Llama la atención la cantidad de cuestiones que tienen vigencia hoy día y que se abordan en la obra, que se inicia con tintes proféticos: “Descendientes lejanos de la Humanidad abandonaron la vieja Tierra, pues se hallaba desolada, reseca, muerta. En otros planetas encontraron nuestros descendientes mejores condiciones de vida. Un día estudiaron los microfilmes de la Tierra, que habían llevado consigo en sus largos viajes por el cosmos. Los filmes informaban de que la Tierra había sido en un tiempo un paraíso floreciente”.

El libro tiene una gran fuerza divulgativa y, pese a su reducida extensión, contiene numerosas referencias históricas –entre las que no faltan las críticas a la actuación de los conquistadores españoles en México en relación con los recursos acuíferos- y un repaso de las principales manifestaciones de la destrucción del equilibrio biológico.

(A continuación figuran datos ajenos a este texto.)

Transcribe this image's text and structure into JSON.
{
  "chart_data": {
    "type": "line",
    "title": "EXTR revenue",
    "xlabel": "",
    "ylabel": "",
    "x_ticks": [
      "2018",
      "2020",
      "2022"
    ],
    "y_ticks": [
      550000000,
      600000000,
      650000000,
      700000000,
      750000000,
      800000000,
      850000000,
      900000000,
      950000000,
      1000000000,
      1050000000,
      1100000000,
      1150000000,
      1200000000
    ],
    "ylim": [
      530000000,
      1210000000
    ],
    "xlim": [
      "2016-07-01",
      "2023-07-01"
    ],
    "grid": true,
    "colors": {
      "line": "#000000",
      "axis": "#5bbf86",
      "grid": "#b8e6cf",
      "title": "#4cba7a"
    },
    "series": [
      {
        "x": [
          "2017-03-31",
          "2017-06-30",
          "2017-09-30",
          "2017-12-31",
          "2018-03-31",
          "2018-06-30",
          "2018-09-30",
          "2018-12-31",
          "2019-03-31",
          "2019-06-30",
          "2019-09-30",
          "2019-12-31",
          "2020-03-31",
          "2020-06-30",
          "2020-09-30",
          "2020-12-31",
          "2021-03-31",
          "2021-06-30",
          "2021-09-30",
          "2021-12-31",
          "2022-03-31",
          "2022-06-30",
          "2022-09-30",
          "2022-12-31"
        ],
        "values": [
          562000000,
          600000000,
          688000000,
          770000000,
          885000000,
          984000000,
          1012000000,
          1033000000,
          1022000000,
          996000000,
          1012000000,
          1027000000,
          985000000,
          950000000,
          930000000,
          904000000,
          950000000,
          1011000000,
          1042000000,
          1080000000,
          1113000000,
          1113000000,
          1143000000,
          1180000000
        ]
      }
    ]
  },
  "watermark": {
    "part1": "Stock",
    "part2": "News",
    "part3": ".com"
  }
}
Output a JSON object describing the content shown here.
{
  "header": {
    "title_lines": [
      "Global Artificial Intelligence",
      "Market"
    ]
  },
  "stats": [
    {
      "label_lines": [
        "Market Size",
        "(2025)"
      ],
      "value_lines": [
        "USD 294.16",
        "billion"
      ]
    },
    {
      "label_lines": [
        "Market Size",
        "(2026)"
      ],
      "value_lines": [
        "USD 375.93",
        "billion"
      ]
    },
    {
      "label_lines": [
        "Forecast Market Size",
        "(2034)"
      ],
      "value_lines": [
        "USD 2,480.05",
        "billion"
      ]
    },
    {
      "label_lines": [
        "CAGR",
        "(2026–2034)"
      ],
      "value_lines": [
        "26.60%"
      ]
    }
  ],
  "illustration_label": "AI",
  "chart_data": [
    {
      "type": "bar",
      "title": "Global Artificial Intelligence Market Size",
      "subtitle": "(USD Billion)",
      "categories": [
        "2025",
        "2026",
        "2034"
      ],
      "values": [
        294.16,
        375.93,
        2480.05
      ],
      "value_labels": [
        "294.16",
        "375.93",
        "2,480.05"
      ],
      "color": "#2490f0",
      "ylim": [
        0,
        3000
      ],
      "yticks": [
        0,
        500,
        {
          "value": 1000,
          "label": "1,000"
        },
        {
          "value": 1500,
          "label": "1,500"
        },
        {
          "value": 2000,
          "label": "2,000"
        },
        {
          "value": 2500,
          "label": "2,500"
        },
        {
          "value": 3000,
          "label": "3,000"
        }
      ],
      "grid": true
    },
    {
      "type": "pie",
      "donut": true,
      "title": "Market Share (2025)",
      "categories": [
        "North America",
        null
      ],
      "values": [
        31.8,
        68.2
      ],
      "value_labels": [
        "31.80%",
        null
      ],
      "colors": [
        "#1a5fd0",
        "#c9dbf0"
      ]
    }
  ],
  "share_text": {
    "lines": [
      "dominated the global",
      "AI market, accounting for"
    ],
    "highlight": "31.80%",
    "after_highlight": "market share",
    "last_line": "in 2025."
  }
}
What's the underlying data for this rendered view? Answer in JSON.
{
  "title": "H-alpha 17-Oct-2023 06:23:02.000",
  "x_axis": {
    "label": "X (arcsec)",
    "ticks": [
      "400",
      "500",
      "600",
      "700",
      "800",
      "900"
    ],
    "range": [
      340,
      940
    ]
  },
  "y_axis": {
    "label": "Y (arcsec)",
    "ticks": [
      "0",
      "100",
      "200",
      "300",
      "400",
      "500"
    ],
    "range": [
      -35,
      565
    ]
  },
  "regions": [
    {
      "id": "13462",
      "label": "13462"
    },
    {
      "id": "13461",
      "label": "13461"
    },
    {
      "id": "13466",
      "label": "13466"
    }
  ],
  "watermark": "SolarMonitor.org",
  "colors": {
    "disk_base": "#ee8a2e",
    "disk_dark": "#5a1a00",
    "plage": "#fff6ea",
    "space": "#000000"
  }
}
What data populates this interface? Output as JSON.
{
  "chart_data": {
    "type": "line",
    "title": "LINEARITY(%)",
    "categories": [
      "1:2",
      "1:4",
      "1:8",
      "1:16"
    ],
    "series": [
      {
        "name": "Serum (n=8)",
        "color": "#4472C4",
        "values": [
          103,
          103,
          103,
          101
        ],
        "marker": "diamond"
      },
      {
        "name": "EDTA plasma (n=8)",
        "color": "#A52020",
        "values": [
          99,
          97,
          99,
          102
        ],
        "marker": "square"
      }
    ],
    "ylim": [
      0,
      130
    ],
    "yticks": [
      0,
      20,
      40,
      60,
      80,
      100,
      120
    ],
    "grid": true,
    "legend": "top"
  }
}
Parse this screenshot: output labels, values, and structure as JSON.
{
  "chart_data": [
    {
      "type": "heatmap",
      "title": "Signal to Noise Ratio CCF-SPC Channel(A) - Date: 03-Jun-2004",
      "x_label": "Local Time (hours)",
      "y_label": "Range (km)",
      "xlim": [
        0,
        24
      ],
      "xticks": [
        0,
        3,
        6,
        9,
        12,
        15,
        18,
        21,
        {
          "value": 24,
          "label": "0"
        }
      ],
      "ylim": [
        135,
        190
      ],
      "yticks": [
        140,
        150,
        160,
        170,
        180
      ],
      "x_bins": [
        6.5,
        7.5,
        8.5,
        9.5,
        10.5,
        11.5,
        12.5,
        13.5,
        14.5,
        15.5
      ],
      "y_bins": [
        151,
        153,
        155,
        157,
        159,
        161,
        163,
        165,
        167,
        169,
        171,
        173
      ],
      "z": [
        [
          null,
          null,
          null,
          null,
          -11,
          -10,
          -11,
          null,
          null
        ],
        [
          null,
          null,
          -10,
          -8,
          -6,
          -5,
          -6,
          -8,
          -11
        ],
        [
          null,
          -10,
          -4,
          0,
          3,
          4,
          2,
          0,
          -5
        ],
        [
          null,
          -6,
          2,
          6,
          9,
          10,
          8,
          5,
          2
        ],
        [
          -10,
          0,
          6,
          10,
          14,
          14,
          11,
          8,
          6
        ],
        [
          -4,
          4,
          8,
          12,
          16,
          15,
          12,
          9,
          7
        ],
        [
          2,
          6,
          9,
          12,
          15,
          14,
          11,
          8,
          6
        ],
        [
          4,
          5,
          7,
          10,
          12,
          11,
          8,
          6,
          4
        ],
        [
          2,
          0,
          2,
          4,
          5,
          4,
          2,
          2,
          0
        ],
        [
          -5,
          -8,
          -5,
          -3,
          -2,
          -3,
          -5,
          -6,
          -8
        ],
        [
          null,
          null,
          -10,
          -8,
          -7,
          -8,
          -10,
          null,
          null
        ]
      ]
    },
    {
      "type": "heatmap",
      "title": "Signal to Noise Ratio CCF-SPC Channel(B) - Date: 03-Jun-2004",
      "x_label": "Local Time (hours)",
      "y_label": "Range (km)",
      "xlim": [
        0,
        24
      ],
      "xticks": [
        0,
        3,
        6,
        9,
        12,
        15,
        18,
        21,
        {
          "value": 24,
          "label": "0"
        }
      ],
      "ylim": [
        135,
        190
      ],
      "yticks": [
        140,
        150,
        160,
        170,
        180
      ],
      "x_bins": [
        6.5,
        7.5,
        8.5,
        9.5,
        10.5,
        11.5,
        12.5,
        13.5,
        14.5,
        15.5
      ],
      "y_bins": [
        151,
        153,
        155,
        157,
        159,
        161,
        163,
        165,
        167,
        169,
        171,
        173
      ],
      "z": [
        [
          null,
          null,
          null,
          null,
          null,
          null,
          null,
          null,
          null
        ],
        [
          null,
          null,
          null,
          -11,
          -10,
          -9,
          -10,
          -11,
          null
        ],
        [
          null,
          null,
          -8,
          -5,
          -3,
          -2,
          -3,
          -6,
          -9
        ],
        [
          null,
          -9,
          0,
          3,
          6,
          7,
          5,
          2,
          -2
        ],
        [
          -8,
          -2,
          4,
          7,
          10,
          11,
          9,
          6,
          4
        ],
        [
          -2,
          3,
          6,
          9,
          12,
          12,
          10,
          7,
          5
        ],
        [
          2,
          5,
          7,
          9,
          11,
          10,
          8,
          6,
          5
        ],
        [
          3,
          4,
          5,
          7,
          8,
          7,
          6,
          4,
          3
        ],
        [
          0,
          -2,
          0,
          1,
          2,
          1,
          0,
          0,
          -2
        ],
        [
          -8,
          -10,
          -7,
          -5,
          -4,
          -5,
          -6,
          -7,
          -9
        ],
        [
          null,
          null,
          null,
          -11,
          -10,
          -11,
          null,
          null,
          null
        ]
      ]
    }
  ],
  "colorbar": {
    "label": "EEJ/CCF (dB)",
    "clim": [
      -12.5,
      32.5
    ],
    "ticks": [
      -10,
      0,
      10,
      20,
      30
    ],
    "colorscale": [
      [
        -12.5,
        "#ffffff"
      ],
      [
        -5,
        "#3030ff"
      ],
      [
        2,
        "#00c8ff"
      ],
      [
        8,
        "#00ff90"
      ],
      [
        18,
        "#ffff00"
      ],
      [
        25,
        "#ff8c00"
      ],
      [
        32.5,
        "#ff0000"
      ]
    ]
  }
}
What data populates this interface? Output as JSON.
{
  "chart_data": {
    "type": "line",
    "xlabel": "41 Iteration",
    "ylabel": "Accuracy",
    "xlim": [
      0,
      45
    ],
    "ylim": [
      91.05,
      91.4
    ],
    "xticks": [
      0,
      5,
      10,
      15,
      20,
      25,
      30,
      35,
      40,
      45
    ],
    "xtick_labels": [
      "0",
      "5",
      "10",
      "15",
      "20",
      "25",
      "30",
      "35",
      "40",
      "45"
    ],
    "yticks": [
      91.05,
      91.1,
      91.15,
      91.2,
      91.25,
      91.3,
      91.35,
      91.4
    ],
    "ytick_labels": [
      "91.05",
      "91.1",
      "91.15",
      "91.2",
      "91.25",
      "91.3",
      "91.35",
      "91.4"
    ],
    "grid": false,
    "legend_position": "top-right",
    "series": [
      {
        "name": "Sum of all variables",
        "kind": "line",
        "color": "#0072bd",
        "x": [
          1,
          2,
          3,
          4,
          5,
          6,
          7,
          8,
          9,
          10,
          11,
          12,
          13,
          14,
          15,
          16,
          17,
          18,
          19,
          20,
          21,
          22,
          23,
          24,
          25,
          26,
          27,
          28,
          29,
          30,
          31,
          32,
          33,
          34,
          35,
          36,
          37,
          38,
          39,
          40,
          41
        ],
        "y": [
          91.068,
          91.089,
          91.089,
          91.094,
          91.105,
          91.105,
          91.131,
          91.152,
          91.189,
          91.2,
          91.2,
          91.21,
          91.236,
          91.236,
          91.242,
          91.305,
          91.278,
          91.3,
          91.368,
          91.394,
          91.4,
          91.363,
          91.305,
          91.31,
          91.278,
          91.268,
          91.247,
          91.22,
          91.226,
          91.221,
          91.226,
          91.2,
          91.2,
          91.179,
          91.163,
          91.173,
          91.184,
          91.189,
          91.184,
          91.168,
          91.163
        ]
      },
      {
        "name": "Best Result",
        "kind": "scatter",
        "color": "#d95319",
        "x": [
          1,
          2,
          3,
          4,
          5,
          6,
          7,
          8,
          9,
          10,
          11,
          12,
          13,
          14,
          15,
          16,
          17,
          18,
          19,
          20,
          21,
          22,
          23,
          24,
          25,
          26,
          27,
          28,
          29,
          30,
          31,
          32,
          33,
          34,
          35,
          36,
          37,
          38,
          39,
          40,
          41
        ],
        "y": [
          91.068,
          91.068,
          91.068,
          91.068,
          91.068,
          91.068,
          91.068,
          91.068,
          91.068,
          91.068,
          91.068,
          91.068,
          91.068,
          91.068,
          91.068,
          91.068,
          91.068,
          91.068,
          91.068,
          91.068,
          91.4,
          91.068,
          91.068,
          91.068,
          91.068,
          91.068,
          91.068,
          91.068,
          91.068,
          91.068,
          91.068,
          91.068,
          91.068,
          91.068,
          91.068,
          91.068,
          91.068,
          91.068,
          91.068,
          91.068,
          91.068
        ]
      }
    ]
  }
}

Uno de los capítulos lleva por título una declaración muy contundente, “Es absolutamente seguro un próximo período glacial”, si bien se exponen también otras tesis que apuntaban a la subida de las temperaturas como consecuencia del efecto invernadero. Se reconoce que “todo esto no son más que pronósticos”, pero se subraya que “lo que sí es realidad es que el hombre influye ya visiblemente en el clima de amplias regiones”.

Se detiene también en la consideración de la evolución de la población en el planeta, haciéndose eco del “cuadro entre sombrío y grotesco” trazado por Isaac Asimov, para quien, ante el crecimiento poblacional, “algo tiene que suceder. Hay dos posibilidades: o aumenta la tasa de mortalidad o disminuye la de natalidad”.

Y acaba el libro haciendo alusión a este problema: “¿Cuándo llegará el día en que toda la superficie terrestre… esté tan abarrotada de gente como los barrios más populosos de Nueva York?... En efecto, parece como si muy pronto no fuera a haber sobre la Tierra espacio más que para las masas humanas… y para los insectos resistentes al veneno”.

Recuerdo algunos de aquellos seminarios en los que participaban jóvenes que querían huir de la religión, a la búsqueda de claves para explicar el mundo apelando sólo a la razón. Al cabo del tiempo llega a apreciarse que las religiones, de distinto cuño, terrenales o celestiales, están más extendidas de lo que uno se imagina. Tal vez una de las cosas más preocupantes sea, no ya el hecho de profesar una u otra religión, sino hacerlo sin tomar conciencia de ello.